Interaction with the “Drop if not available in data source” Data Object Setting #
The “Drop if not available in data source” setting in the Data Object applies only when a column is missing from the Data Block’s output entirely. If the column exists but contains only NULLs or blanks, that setting does not drop the column—because from the system’s perspective, the column exists.
This distinction highlights the need to programmatically remove NULL/blank columns from the Data Block itself to ensure they are truly absent when the Data Object and Smart Shell process the data.
Using a Data Setting to Control Dropping NULL Columns #
In certain highly specific reporting scenarios, it may be necessary to conditionally remove blank columns depending on the context of the output. For example, business rules for multi-horizon performance tables may require omitting NULL or N/A columns in Smart Docs used for newly incepted accounts, while retaining them in other views.

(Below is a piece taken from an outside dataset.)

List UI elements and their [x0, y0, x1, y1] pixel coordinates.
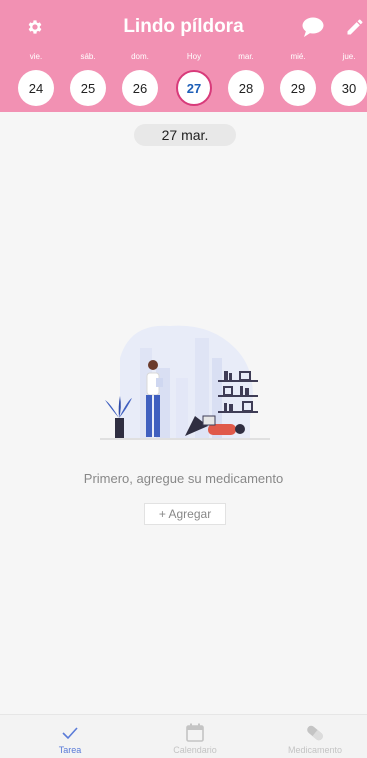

To accommodate this, developers can introduce a Data Setting to dynamically control whether NULL columns should be dropped. This allows Smart Docs or Smart Pages to selectively apply the cleanup logic depending on runtime conditions.
Example Use Case #
In performance tables tailored to newly onboarded accounts, you might suppress columns such as “1-Year Return” or “Since Inception” if those values are not available yet. In contrast, the same table for long-standing accounts might retain all columns.
How to Implement #
- Define a Data Setting in the Data Object, such as
dropNullColumns
, with values like"yes"
or"no"
depending on the Smart Page or Smart Doc context. - Add conditional logic to the Data Block that evaluates this setting and applies the cleanup as needed.
Here is an example of how this can be implemented in the Data Block code:
# Assume `df` is the DataFrame representing the Data Block data
if dropNullColumns == "yes":
df = df.dropna(how='any', axis=0)
This approach enables greater flexibility and supports specialized reporting logic. However, it is important to note that using data settings to control column cleanup is not a common practice and should only be used in narrowly scoped situations where this level of control is required.
Best practice remains to perform column cleanup directly in the Data Block without relying on runtime toggles.
Best Practices #
- Perform column cleanup in your Python logic or preprocessing script at the Data Block level.
- Do not rely solely on the Data Object setting to control blank or missing columns.
- Always test your output in Smart Preview or in the final report to confirm that unwanted columns have been excluded.